Another current employee, Jose Martinez, said despite good-faith efforts from their small group of employees to bring their concerns to the managers’ attention, retaliation is all they’ve received.
“This is the beginning; the fight goes on,” Martinez said. “What we want is to have a union.”
HAPPENING NOW: @AGOWA has filed a lawsuit against Ostrom Mushroom Farms in Sunnyside for alleged violations of discrimination laws, saying they “had a clear goal” to get rid of female farmworkers and replace them with male H-2A workers.
— Emily Goodell (@GoodellEmily) August 17, 2022
Former employee Maria Toscano said she left after a little over a year working at the Sunnyside facility because she couldn’t take the stress of working in that kind of environment anymore.
“It’s extremely stressful to know that you have a family that you’re a single mother and that you have no right to have a job like that, for the simple fact that you’re a woman,” Toscano said. “We are here because we are seeking justice.”
Ferguson said the issue began last year, when Ostrom Mushroom Farms applied to receive workers through the federal H-2A program and was denied because the program is designed for employers who are facing a local labor shortage
“But Ostrom was not facing a shortage of workers at all,” Ferguson said. “There were Washington workers willing to work for Ostrom in the Yakima area.”
However, Ferguson said the company was set on having H-2A workers, who have fewer workplace protections under the law and whose employer can affect not just their livelihood, but their ability to stay in the U.S.
“H-2A workers are brought in from other countries to work for a specific employer, meaning if they leave the employer, they must also leave the country,” Ferguson said.
Ferguson said the company needed to show it was facing a shortage of domestic workers willing to working at the Sunnyside facility so they allegedly started firing employees who were U.S. residents and discouraging or outright rejecting others who applied.

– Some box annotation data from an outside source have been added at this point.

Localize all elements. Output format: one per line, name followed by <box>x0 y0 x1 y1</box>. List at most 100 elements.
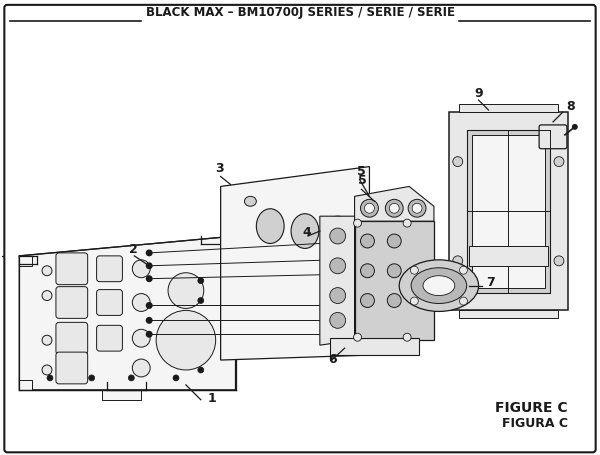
Ellipse shape <box>388 234 401 248</box>
Circle shape <box>47 375 53 381</box>
Text: 6: 6 <box>328 353 337 366</box>
Text: 7: 7 <box>487 276 495 288</box>
Circle shape <box>453 157 463 167</box>
Circle shape <box>389 203 399 213</box>
Circle shape <box>330 288 346 303</box>
Polygon shape <box>330 338 419 355</box>
Ellipse shape <box>388 293 401 308</box>
Circle shape <box>330 313 346 329</box>
Text: BLACK MAX – BM10700J SERIES / SÉRIE / SERIE: BLACK MAX – BM10700J SERIES / SÉRIE / SE… <box>146 4 455 19</box>
Circle shape <box>330 228 346 244</box>
Circle shape <box>453 256 463 266</box>
Circle shape <box>42 335 52 345</box>
Circle shape <box>385 199 403 217</box>
Text: 4: 4 <box>302 226 311 239</box>
Ellipse shape <box>133 329 150 347</box>
Circle shape <box>361 302 368 309</box>
Polygon shape <box>355 187 434 221</box>
Circle shape <box>128 375 134 381</box>
Text: 3: 3 <box>215 162 224 175</box>
Circle shape <box>572 124 578 130</box>
Ellipse shape <box>133 359 150 377</box>
Circle shape <box>410 297 418 305</box>
Polygon shape <box>467 130 550 293</box>
Circle shape <box>554 256 564 266</box>
Ellipse shape <box>399 260 479 311</box>
Circle shape <box>410 266 418 274</box>
Circle shape <box>89 375 95 381</box>
Circle shape <box>408 199 426 217</box>
Ellipse shape <box>291 214 319 248</box>
Circle shape <box>403 333 411 341</box>
Ellipse shape <box>133 293 150 311</box>
Circle shape <box>173 375 179 381</box>
Text: 2: 2 <box>130 243 138 256</box>
FancyBboxPatch shape <box>56 352 88 384</box>
Circle shape <box>42 266 52 276</box>
Text: 8: 8 <box>566 100 575 113</box>
Ellipse shape <box>388 264 401 278</box>
Circle shape <box>42 291 52 300</box>
Polygon shape <box>19 236 236 390</box>
FancyBboxPatch shape <box>539 125 567 149</box>
Circle shape <box>403 219 411 227</box>
FancyBboxPatch shape <box>56 287 88 318</box>
Circle shape <box>361 317 368 324</box>
Text: FIGURA C: FIGURA C <box>502 416 568 430</box>
Polygon shape <box>320 216 355 345</box>
Circle shape <box>460 297 467 305</box>
Text: FIGURE C: FIGURE C <box>495 400 568 415</box>
FancyBboxPatch shape <box>97 256 122 282</box>
Circle shape <box>156 310 215 370</box>
Polygon shape <box>469 246 548 266</box>
Circle shape <box>146 263 152 269</box>
FancyBboxPatch shape <box>56 322 88 354</box>
Ellipse shape <box>133 260 150 278</box>
Circle shape <box>554 157 564 167</box>
Circle shape <box>460 266 467 274</box>
Circle shape <box>146 249 152 256</box>
Polygon shape <box>101 390 141 400</box>
Circle shape <box>146 275 152 282</box>
Circle shape <box>168 273 204 308</box>
FancyBboxPatch shape <box>97 290 122 315</box>
Text: 9: 9 <box>475 87 483 100</box>
Circle shape <box>361 238 368 244</box>
Ellipse shape <box>256 209 284 243</box>
Circle shape <box>361 331 368 338</box>
Ellipse shape <box>411 268 467 303</box>
Polygon shape <box>459 310 558 318</box>
Ellipse shape <box>361 234 374 248</box>
Circle shape <box>198 298 204 303</box>
Ellipse shape <box>322 216 353 256</box>
Circle shape <box>146 317 152 324</box>
FancyBboxPatch shape <box>56 253 88 285</box>
Circle shape <box>146 302 152 309</box>
Circle shape <box>353 333 362 341</box>
Polygon shape <box>221 167 370 360</box>
Polygon shape <box>19 380 32 390</box>
Text: 5: 5 <box>356 165 365 177</box>
FancyBboxPatch shape <box>355 221 434 340</box>
Circle shape <box>412 203 422 213</box>
Polygon shape <box>19 256 32 266</box>
Circle shape <box>364 203 374 213</box>
Circle shape <box>353 219 362 227</box>
Circle shape <box>42 365 52 375</box>
Circle shape <box>198 367 204 373</box>
Ellipse shape <box>361 264 374 278</box>
Text: 1: 1 <box>208 392 217 404</box>
Circle shape <box>198 278 204 283</box>
Ellipse shape <box>244 197 256 206</box>
Circle shape <box>361 255 368 263</box>
Text: 5: 5 <box>358 174 366 187</box>
Ellipse shape <box>423 276 455 296</box>
FancyBboxPatch shape <box>472 135 545 288</box>
Polygon shape <box>449 112 568 310</box>
Circle shape <box>146 331 152 338</box>
Circle shape <box>361 270 368 277</box>
FancyBboxPatch shape <box>97 325 122 351</box>
Polygon shape <box>459 104 558 112</box>
Circle shape <box>361 199 379 217</box>
Circle shape <box>330 258 346 274</box>
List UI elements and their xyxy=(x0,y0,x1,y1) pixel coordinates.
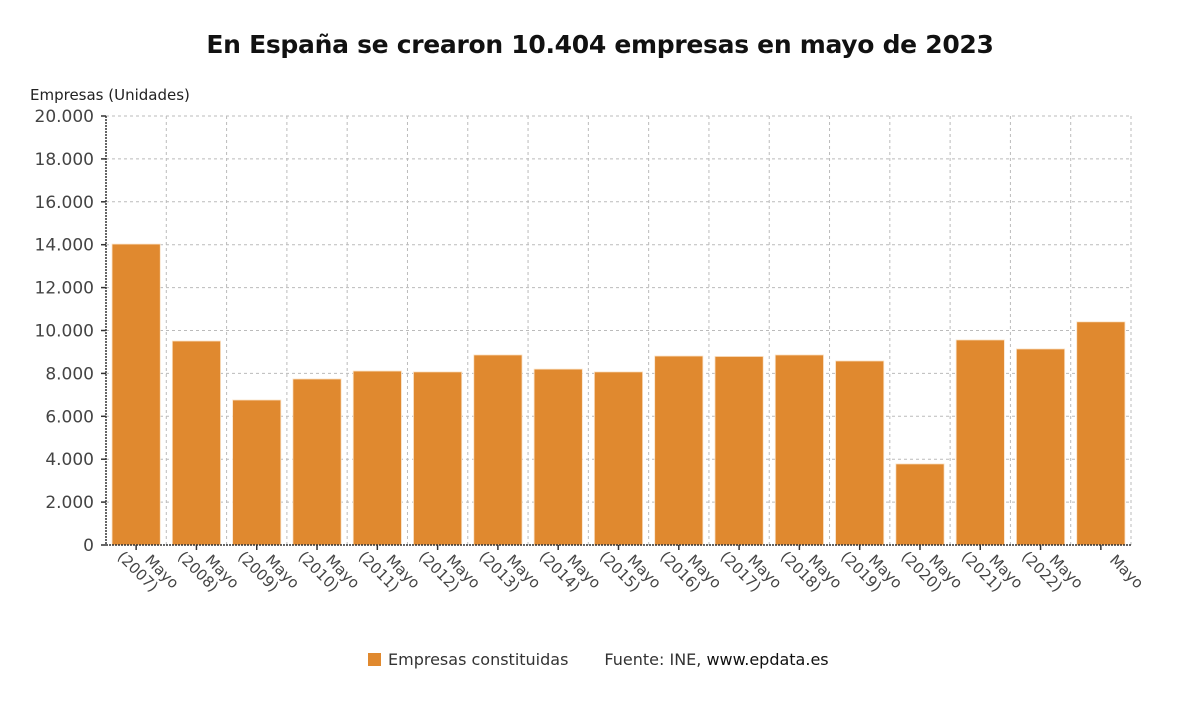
x-tick-label-line: Mayo xyxy=(1106,551,1147,592)
x-tick-label: Mayo(2016) xyxy=(656,548,725,596)
legend-swatch xyxy=(368,653,381,666)
bar xyxy=(714,356,764,546)
x-tick-label: Mayo(2008) xyxy=(174,548,243,596)
x-tick-label: Mayo(2015) xyxy=(596,548,665,596)
source-note: Fuente: INE, www.epdata.es xyxy=(604,650,828,669)
bar xyxy=(413,371,463,546)
y-tick-label: 12.000 xyxy=(35,279,94,299)
x-tick-label: Mayo(2022) xyxy=(1018,548,1087,596)
x-tick-label: Mayo(2007) xyxy=(114,548,183,596)
y-tick-label: 10.000 xyxy=(35,322,94,342)
bar xyxy=(1016,348,1066,546)
x-tick-label: Mayo(2017) xyxy=(717,548,786,596)
x-tick-label: Mayo(2011) xyxy=(355,548,424,596)
y-tick-label: 2.000 xyxy=(45,493,94,513)
x-tick-label: Mayo(2020) xyxy=(898,548,967,596)
bar xyxy=(1076,321,1126,546)
y-tick-label: 6.000 xyxy=(45,407,94,427)
bar xyxy=(292,378,342,546)
x-tick-label: Mayo xyxy=(1106,551,1147,592)
legend-label: Empresas constituidas xyxy=(388,650,569,669)
bar xyxy=(593,371,644,546)
source-site: www.epdata.es xyxy=(706,650,829,669)
y-tick-label: 20.000 xyxy=(35,107,94,127)
bar xyxy=(654,355,704,546)
chart-title: En España se crearon 10.404 empresas en … xyxy=(206,30,994,59)
bars xyxy=(111,243,1126,546)
bar xyxy=(895,463,945,546)
bar xyxy=(835,360,885,546)
bar xyxy=(533,368,583,546)
bar xyxy=(111,243,161,546)
y-tick-labels: 0 2.000 4.000 6.000 8.000 10.000 12.000 14.000 1… xyxy=(35,107,94,556)
bar xyxy=(955,339,1005,546)
x-tick-label: Mayo(2013) xyxy=(476,548,545,596)
y-tick-label: 8.000 xyxy=(45,364,94,384)
x-tick-label: Mayo(2014) xyxy=(536,548,605,596)
x-tick-label: Mayo(2018) xyxy=(777,548,846,596)
bar xyxy=(171,340,221,546)
x-tick-label: Mayo(2012) xyxy=(415,548,484,596)
x-tick-label: Mayo(2009) xyxy=(234,548,303,596)
bar xyxy=(232,399,282,546)
y-tick-label: 14.000 xyxy=(35,236,94,256)
source-prefix: Fuente: INE, xyxy=(604,650,707,669)
y-tick-label: 16.000 xyxy=(35,193,94,213)
x-tick-label: Mayo(2010) xyxy=(295,548,364,596)
x-tick-label: Mayo(2021) xyxy=(958,548,1027,596)
bar xyxy=(774,354,824,546)
axes xyxy=(101,115,1131,550)
bar xyxy=(352,370,402,546)
y-tick-label: 18.000 xyxy=(35,150,94,170)
legend: Empresas constituidas Fuente: INE, www.e… xyxy=(368,650,829,669)
y-tick-label: 4.000 xyxy=(45,450,94,470)
x-tick-label: Mayo(2019) xyxy=(837,548,906,596)
y-axis-label: Empresas (Unidades) xyxy=(30,86,190,104)
y-tick-label: 0 xyxy=(83,536,94,556)
bar xyxy=(473,354,523,546)
x-tick-labels: Mayo(2007) Mayo(2008) Mayo(2009) Mayo(2010)… xyxy=(114,548,1147,596)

“My team uncovered evidence that Ostrom rejected more than a dozen applications from qualified U.S.-based workers with agricultural work experience,” Ferguson said.
Ferguson said they manufactured reasons to suspend workers without pay in the hopes that they’d quit or fired them outright, allegedly for not meeting a new quota for pounds of mushrooms picked per hour.
“[They] began disciplining workers and pickers who did not meet the new rate with warnings, suspensions, and terminations,” Ferguson said. “However, Ostrom never told them how much they were actually harvesting.”
Ferguson said the company fired more than 140 out of their 180 mushroom pickers who were U.S. residents between January 2021 and May 2022. He said most were qualified, female workers with years of experience.
After than, Ferguson said their second application to the federal government went through and they were able to hire 65 workers from Mexico through the H-2A program, only two of whom were women.
Additionally, Ferguson said the company misrepresented the terms of the job to prospective employees in Sunnyside and throughout Yakima County.
“For example, Ostrom represented that workers needed at least three months of agricultural experience to work at the farm — even though they employed H-2A workers who had no such experience,” Ferguson said in a news release.
Ferguson said the company also offered its H-2A workers a wage rate of $17.41 an hour, when other pickers were only being paid on average $14 an hour.
“The evidence my team uncovered is clear,” Ferguson said. “Ostrom discriminated against female farmworkers and Washington residents so that it could hire mostly male foreign H-2A workers who have fewer rights. Their conduct is disturbing and unlawful.”
Ferguson said the goal of the lawsuit is to prevent the company from “continuing with their illegal conduct,” to get restitution for workers who were fired and compensate U.S.-based workers who were being paid less than H-2A workers.
“We’re here not because we want to cause any harm to this company,” Rosas said. “We really want to continue working. We really want the farm to pick up the pieces and go on with us.”